Better not a “mere snip” at £6m a litre

Thoroughbred horses are increasingly inbred | The Economist

Superstar sires “cover”, as horsey types call mating, over 200 mares per year, up from 40 in Northern Dancer’s day.

At first, horse breeders did not consider inbreeding a problem. On the contrary: horses, like maidens, were better when purer. Within a century of the arrival of those three stallions, it was decided that the job of perfecting the horse had been done so well that the stud book was closed to new entrants. Aristocrats policed the parentage of their horses, listing their dams and sires in Weatherbys stud book. In 1826 Burke’s Peerage appeared, allowing aristocrats to do much the same for themselves.

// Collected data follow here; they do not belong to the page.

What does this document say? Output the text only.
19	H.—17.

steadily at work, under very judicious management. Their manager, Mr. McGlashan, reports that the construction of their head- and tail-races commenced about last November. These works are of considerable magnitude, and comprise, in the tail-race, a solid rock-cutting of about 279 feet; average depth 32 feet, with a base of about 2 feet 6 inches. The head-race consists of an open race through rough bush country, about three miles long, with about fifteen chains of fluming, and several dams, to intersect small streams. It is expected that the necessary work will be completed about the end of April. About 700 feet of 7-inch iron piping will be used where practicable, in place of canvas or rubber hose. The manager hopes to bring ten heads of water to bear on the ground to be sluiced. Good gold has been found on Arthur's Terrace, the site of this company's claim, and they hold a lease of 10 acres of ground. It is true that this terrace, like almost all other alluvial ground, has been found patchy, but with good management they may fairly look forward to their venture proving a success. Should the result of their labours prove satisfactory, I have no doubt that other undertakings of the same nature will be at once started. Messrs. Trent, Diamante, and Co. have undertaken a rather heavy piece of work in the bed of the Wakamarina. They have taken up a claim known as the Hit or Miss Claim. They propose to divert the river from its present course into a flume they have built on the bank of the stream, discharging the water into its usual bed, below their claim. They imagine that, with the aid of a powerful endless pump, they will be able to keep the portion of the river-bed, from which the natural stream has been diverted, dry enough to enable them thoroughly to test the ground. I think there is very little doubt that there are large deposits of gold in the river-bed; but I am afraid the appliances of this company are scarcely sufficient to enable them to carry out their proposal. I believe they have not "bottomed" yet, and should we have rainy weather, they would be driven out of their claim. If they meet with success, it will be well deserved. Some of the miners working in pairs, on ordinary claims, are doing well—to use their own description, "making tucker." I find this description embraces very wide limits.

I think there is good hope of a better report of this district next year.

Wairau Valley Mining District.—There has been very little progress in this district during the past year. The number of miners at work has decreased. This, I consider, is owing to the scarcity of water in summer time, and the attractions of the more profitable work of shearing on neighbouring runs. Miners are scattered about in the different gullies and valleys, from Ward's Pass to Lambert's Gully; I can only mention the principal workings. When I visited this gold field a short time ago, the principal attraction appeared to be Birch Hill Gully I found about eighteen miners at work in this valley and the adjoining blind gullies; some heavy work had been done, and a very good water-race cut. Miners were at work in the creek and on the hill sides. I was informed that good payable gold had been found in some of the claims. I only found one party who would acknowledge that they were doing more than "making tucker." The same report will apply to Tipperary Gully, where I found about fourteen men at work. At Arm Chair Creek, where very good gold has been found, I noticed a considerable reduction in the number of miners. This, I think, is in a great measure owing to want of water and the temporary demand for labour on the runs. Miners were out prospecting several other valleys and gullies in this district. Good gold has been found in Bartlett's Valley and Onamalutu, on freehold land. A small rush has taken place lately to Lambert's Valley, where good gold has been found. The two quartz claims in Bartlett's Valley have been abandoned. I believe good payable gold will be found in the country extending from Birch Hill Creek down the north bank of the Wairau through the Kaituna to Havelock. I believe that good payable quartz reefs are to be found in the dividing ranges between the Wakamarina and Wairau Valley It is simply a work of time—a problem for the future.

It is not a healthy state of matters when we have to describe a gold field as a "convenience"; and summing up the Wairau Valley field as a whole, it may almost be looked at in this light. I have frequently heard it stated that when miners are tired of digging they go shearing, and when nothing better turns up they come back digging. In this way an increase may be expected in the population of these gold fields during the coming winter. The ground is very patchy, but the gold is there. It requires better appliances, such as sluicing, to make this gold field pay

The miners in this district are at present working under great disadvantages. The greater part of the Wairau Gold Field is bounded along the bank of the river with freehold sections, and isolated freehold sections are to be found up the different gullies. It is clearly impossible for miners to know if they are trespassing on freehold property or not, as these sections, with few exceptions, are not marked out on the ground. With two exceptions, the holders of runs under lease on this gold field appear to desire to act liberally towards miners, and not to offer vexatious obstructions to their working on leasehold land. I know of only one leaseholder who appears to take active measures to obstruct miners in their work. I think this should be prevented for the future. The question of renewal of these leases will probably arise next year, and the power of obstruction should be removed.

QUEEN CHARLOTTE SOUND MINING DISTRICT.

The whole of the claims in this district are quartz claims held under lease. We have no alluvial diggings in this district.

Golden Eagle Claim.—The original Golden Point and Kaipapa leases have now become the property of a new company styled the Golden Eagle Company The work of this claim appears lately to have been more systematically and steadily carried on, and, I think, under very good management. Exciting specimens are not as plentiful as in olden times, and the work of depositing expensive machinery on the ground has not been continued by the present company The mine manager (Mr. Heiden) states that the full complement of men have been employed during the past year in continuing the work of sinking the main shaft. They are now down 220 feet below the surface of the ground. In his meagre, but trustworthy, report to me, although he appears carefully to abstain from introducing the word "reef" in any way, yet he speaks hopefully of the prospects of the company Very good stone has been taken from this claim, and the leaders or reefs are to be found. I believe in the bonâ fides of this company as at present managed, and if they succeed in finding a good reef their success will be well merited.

Francis Galton, the father of eugenics, recommended that “no time ought to be lost” in instituting a human equivalent to the stud book, to record not class, but fitness and form.

Eugenics has fallen out of fashion. The horsey equivalent has not. Thoroughbreds can earn far more from propagating their race than from running races. At the National Stud, one commands a fee of £25,000 ($35,000) for a cover. Galileo, among the world’s finest stallions, is rumoured to command £600,000 a pop.

Such fees make the very best thoroughbred semen one of the world’s most expensive substances, at around £6m a litre.